Le marché pétrolier reste sous la menace d’une grave pénurie d’approvisionnement

Le marché pétrolier reste sous la menace d’une grave pénurie d’approvisionnement

Alors que l’Iran et Israël échangeaient à nouveau des frappes ce dimanche, des majors pétrolières ont averti que le marché pétrolier mondial pourrait entrer dans une période de graves pénuries d’approvisionnement dans les prochains mois. Ils attribuent ce risque à la baisse continue des réserves d’or noir liée à l’entrave de la navigation dans le détroit d’Ormuz depuis plusieurs semaines.

Dimanche 7 juin, l’Iran a effectué des tirs de missile contre Israël, les premiers depuis la trêve du 8 avril, en représailles à l’offensive de l’armée israélienne au sud Liban. L’Etat hébreu a riposté immédiatement avec des frappes sur plusieurs villes iraniennes, dont Téhéran. Si les deux parties ont rapidement mis fin aux hostilités, cette nouvelle escalade fait craindre une reprise de la guerre au Moyen-Orient.

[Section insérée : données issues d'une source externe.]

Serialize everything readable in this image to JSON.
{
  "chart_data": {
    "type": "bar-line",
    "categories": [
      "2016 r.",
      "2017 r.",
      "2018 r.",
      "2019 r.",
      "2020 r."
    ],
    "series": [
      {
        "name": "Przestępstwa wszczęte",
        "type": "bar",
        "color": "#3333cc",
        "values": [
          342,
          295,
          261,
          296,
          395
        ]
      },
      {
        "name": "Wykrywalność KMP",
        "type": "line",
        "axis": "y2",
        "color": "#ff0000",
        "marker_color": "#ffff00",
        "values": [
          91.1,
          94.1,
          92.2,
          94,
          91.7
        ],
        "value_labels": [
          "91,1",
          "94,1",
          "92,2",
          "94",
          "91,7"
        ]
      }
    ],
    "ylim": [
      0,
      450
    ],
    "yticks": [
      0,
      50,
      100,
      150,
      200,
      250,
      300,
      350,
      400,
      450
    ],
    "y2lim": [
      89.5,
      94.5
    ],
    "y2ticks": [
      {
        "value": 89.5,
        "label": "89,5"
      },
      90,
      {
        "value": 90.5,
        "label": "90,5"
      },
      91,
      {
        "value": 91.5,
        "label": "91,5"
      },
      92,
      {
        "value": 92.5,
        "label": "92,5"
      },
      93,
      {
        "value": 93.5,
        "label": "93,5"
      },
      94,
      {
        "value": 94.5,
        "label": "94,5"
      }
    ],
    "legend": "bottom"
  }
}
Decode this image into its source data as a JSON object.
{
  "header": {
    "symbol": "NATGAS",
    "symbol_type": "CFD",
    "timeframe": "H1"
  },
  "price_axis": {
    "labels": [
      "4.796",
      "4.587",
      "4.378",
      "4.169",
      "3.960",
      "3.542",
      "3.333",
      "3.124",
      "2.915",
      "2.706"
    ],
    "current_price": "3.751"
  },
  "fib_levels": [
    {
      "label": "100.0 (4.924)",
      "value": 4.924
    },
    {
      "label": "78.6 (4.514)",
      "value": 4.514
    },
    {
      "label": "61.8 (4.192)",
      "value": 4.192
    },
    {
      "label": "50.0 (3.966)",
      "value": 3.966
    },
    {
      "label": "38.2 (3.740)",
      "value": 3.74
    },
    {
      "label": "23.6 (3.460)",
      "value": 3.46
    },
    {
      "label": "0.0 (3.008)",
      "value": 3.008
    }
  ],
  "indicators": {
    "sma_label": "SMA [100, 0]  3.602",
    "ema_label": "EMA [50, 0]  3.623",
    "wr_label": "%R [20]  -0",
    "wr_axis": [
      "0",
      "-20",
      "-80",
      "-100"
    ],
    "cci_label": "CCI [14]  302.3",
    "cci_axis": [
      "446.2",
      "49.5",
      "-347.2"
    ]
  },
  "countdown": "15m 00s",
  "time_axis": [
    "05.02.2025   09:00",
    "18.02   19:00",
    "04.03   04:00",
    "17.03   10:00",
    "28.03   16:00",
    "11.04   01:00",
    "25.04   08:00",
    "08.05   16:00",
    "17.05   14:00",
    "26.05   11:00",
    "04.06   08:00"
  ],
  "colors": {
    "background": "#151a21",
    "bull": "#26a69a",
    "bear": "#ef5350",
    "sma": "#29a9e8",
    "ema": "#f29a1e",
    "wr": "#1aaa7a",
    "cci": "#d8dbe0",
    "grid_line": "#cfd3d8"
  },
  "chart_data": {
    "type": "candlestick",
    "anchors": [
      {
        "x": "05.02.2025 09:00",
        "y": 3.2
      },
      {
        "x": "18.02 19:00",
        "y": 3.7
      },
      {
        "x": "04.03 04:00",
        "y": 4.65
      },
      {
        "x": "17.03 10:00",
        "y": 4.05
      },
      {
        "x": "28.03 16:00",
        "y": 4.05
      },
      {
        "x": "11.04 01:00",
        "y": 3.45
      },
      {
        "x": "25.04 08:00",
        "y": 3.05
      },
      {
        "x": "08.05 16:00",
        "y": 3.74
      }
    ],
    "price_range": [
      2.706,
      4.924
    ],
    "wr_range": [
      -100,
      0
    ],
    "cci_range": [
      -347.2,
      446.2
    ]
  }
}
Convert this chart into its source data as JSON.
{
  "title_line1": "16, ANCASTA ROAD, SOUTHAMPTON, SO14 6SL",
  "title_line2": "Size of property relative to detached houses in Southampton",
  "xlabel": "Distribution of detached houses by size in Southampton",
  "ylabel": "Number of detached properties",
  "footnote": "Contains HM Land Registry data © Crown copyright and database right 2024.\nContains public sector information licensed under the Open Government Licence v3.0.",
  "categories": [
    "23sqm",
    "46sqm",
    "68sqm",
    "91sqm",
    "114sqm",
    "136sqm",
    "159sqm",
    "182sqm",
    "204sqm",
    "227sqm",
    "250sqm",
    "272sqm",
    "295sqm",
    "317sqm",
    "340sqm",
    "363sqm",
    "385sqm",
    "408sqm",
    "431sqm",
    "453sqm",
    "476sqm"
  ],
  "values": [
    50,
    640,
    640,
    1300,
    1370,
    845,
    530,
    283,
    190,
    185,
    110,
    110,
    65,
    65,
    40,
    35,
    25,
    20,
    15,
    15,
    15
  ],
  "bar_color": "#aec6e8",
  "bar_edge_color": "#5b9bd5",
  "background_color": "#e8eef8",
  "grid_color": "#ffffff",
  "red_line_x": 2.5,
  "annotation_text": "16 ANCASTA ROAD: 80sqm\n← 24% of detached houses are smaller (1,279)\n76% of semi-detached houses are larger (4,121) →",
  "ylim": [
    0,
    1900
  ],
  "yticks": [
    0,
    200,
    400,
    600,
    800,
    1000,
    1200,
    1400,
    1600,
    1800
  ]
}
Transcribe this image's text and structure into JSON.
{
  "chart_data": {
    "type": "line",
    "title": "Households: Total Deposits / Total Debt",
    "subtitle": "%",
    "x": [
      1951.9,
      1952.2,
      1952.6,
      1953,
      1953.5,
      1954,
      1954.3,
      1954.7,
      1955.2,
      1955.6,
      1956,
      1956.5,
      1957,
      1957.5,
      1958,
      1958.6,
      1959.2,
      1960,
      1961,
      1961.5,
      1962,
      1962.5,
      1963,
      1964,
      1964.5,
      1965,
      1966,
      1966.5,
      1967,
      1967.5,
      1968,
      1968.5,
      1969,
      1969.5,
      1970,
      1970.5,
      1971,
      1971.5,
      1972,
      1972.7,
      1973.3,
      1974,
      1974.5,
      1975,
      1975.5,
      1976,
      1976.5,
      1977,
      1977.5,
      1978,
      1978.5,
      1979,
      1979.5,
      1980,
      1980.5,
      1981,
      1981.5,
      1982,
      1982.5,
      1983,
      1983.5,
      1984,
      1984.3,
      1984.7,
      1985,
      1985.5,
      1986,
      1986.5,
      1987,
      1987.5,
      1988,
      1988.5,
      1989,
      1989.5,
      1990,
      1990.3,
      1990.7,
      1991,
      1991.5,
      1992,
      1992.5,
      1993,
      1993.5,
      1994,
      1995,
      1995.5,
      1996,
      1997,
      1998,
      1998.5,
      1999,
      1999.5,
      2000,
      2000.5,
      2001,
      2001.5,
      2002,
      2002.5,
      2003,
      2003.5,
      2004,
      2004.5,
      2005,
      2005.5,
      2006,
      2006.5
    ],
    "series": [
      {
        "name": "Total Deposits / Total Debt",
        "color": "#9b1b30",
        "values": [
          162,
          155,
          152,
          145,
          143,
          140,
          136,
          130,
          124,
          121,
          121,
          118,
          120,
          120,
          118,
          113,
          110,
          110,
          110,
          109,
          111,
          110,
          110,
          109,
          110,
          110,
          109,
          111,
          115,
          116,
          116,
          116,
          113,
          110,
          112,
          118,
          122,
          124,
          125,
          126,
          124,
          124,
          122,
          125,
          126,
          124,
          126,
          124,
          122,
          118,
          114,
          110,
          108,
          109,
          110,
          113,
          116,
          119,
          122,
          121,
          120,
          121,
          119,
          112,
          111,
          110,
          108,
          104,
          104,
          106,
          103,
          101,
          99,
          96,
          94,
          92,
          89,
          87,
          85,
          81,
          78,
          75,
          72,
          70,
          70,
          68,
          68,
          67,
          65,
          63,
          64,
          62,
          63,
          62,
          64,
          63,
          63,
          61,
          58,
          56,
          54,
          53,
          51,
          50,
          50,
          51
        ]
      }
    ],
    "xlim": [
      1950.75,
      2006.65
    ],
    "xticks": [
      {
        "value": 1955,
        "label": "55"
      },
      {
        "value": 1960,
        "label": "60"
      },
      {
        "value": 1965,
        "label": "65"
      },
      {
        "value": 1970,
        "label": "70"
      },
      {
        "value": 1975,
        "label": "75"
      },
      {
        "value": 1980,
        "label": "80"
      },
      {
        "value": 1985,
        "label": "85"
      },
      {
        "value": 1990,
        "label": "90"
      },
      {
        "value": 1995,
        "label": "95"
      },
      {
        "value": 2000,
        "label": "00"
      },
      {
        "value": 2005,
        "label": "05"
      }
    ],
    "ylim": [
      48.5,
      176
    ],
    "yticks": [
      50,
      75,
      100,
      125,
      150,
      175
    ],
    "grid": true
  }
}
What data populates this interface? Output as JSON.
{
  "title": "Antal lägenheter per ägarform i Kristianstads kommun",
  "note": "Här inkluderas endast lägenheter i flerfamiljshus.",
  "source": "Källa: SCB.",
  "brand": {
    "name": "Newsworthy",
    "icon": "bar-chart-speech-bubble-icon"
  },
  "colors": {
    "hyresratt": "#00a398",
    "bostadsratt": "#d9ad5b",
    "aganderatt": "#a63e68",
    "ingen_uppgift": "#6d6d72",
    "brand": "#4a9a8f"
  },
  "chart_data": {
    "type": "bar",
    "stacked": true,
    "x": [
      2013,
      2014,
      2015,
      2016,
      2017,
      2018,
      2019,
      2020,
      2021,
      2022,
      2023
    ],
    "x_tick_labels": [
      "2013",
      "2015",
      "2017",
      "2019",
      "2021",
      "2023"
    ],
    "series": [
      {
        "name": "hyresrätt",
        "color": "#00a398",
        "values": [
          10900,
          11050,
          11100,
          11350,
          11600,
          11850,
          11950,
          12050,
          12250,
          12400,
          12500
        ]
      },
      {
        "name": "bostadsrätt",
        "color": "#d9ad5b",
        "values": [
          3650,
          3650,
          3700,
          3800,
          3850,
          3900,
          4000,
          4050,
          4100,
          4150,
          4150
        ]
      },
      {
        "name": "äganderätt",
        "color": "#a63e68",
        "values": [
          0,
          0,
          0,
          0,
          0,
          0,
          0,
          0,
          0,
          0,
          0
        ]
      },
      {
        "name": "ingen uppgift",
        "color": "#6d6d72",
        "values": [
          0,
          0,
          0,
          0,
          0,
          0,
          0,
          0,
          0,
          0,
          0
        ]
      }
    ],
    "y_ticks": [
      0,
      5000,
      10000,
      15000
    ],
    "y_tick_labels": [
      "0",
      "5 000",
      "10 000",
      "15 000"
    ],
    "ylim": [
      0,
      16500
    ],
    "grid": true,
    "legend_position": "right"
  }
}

Le marché pétrolier légèrement secoué par les frappes de dimanche entre l’Iran et Israël

Au lendemain de ces échanges de tirs, les prix du pétrole ont augmenté de plus de 3 %, à la réouverture des marchés. Le prix du Brent, la référence internationale, a progressé de 3,29 % pour atteindre 96,15 dollars le baril, tandis que le West Texas Intermediate (WTI) progressait de 3,25 % pour s’établir à 93,48 dollars le baril. Ces évolutions ont semé le trouble dans les marchés pétroliers. Et ce malgré l’annonce ce même dimanche par l’OPEP+, de l’augmentation des quotas de production de l’or noir de 188 000 barils par jour au total pour juillet.

Le marché pétrolier mondial ne pourra pas éviter un nouveau choc majeur

Face à ce contexte fébrile, les principales compagnies pétrolières et gazières mondiales mettent en garde contre la hausse du prix du pétrole brut Brent jusqu’à 160 dollars le baril. Si le marché pétrolier mondial a évité jusqu’ici un choc majeur grâce aux réserves commerciales et aux importants lâchers de réserves stratégiques, les majors estiment qu’il pourrait être confronté à plusieurs sources de volatilité dans les prochains mois. En cause, le risque d’une période de graves pénuries d’approvisionnement, dues à la baisse continue des réserves et à l’entrave de la navigation dans le détroit d’Ormuz.

Vers une forte hausse des prix du pétrole dans les prochaines semaines, si la navigation dans le détroit d’Ormuz n’est pas rétablie rapidement

Toril Bosoni, directeur des marchés et des industries pétrolières à l’Agence internationale de l’énergie (AIE), a prévenu que sans l’arrêt du rythme actuel de prélèvement, les stocks mondiaux atteindront des niveaux critiques au moment où la demande de voyages d’été culminera. Et c’est pour bientôt. Mehmet Beceren, vice-président et stratégiste de marché senior chez Rosenberg Research, anticipe, lui, une forte hausse des prix du pétrole au cours de la seconde quinzaine de juin et du troisième trimestre 2026, si la navigation dans le détroit d’Ormuz n’est pas rétablie rapidement. Cette voie maritime assure environ 20 % de la consommation mondiale de pétrole.

Une nouvelle flambée des prix du pétrole accentuera les pressions inflationnistes dans le monde

D’après les experts, une nouvelle flambée des prix du pétrole accentuera les pressions inflationnistes à l’échelle mondiale. Les banques centrales seront alors contraintes de maintenir des politiques monétaires restrictives plus longtemps que prévu. Ce choix entraînera une hausse des coûts de production, de transport et de la vie quotidienne. Il pourrait aussi réduire le pouvoir d’achat des ménages et accentuer la pression sur une croissance déjà fragile. Joseph Tanious, directeur de la stratégie d’investissement chez Northern Trust Asset Management, estime que même les États-Unis, exportateur net d’énergie, ne seront probablement pas épargnés par les répercussions à long terme. Donald Trump aurait donc intérêt à mettre fin à sa guerre au Moyen-Orient.